Hi All,
I'm after some guidance on how to identify massive (100000%) spikes in bandwidth usage (and related costs) in the azure databricks provisioned/managed resource group storage account & stop them
These blips are adding 30-50% to our monthly costs. This is creating uncertainty in the organisation as we can't accurately predict our usage costs.
Our environment is still very much in the POC stage
I believe it's related to the geo-redundancy and databricks copying massive amounts of data to another region even when the clusters are turned off
I can't dig deeper because "system deny" security settings created by databtricks when provisioning the app lock me out even though I'm the subscription admin
(Azure support have not been helpful - just repeating that "yes, these costs were incurred by the databricks managed storage account")

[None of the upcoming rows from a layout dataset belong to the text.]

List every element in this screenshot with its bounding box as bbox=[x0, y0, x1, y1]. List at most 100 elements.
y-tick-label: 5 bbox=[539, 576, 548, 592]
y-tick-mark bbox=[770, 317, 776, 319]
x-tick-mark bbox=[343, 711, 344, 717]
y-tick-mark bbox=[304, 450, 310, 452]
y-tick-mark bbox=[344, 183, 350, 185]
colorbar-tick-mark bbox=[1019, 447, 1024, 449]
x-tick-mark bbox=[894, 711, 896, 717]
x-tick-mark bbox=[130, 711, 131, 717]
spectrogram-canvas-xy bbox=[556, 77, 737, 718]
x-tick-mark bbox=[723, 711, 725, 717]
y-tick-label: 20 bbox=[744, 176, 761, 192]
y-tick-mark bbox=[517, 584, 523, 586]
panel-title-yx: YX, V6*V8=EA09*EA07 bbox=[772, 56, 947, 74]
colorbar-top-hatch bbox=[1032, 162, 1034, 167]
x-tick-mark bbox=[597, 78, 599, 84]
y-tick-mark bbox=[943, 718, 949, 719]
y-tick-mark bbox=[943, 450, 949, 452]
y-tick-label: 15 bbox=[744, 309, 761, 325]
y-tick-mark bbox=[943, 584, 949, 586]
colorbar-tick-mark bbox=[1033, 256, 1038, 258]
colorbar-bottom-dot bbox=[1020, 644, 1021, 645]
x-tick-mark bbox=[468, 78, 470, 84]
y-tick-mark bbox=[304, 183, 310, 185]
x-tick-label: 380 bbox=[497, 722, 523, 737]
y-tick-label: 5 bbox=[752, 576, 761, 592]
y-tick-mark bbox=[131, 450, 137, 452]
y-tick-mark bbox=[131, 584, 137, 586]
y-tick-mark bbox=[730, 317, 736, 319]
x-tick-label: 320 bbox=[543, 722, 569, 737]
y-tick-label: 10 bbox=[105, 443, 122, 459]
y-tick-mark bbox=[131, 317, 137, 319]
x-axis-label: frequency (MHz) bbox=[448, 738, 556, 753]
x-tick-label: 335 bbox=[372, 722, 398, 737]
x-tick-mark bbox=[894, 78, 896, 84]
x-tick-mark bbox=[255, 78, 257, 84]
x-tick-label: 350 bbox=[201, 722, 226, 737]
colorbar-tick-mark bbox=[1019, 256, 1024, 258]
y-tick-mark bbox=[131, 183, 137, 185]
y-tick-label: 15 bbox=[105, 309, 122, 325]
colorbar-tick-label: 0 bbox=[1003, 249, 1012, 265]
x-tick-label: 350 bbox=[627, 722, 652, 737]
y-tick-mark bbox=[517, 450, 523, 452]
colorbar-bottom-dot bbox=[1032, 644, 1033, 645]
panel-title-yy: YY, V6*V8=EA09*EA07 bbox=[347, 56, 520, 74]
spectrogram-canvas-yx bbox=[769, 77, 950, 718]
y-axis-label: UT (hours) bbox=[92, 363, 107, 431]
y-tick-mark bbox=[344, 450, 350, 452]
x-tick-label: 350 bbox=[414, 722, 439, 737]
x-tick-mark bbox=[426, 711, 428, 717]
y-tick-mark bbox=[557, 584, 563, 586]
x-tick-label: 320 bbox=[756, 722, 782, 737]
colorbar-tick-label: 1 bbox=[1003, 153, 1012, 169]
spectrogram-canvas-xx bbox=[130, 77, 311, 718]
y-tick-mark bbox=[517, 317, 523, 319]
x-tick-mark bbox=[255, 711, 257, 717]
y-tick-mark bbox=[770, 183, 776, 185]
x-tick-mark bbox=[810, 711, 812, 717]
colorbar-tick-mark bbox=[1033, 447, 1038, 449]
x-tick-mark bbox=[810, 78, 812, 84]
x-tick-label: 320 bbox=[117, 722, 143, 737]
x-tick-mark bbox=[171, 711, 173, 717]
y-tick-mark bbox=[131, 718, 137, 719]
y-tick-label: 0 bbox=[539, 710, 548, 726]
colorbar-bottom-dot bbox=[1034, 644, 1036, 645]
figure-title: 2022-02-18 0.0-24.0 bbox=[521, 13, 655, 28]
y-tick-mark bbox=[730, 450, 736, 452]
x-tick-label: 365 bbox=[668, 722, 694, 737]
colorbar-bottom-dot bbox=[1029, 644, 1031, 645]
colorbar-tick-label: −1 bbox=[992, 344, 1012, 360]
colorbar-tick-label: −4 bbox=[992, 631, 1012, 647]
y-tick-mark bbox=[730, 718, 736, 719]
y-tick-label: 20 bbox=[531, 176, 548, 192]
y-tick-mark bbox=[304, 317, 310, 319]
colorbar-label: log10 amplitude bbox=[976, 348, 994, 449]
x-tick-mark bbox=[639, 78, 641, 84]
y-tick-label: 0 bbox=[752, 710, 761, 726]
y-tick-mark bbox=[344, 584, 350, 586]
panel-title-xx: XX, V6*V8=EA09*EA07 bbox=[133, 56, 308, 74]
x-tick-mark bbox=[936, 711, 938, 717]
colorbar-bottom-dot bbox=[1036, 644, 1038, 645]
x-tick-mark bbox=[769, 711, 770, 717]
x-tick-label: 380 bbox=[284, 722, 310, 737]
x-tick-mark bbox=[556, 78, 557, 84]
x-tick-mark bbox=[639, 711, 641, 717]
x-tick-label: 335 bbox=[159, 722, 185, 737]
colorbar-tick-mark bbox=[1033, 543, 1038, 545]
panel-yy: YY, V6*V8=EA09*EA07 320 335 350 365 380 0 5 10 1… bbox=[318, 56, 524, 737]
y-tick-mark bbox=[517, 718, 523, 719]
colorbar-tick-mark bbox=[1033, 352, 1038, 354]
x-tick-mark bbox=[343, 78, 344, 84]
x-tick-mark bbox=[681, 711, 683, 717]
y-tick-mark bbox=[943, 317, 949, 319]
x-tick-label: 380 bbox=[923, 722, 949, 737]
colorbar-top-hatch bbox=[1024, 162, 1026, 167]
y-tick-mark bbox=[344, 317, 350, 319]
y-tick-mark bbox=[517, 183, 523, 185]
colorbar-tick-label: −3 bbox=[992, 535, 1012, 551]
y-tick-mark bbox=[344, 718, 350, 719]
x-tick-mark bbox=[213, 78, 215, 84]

This is weird because I use externally managed tables for everything linked to a storage account I control. I don't use DBFS for anything, especially not 1000s of gigs worth of data.
1.what is happening?
- the timestamps are on the weekend/overnight - our sql service and clusters are off outside business hours and are set to autostop & doesn't align to custers being turned on or any jobs - all of which are relatively simple and small
our 'raw data/datalake' is 2.9gig
the unity catalog + databricks tables are 54gig
2. why is this happening?
3. what do i do so it doesn't happen in the future?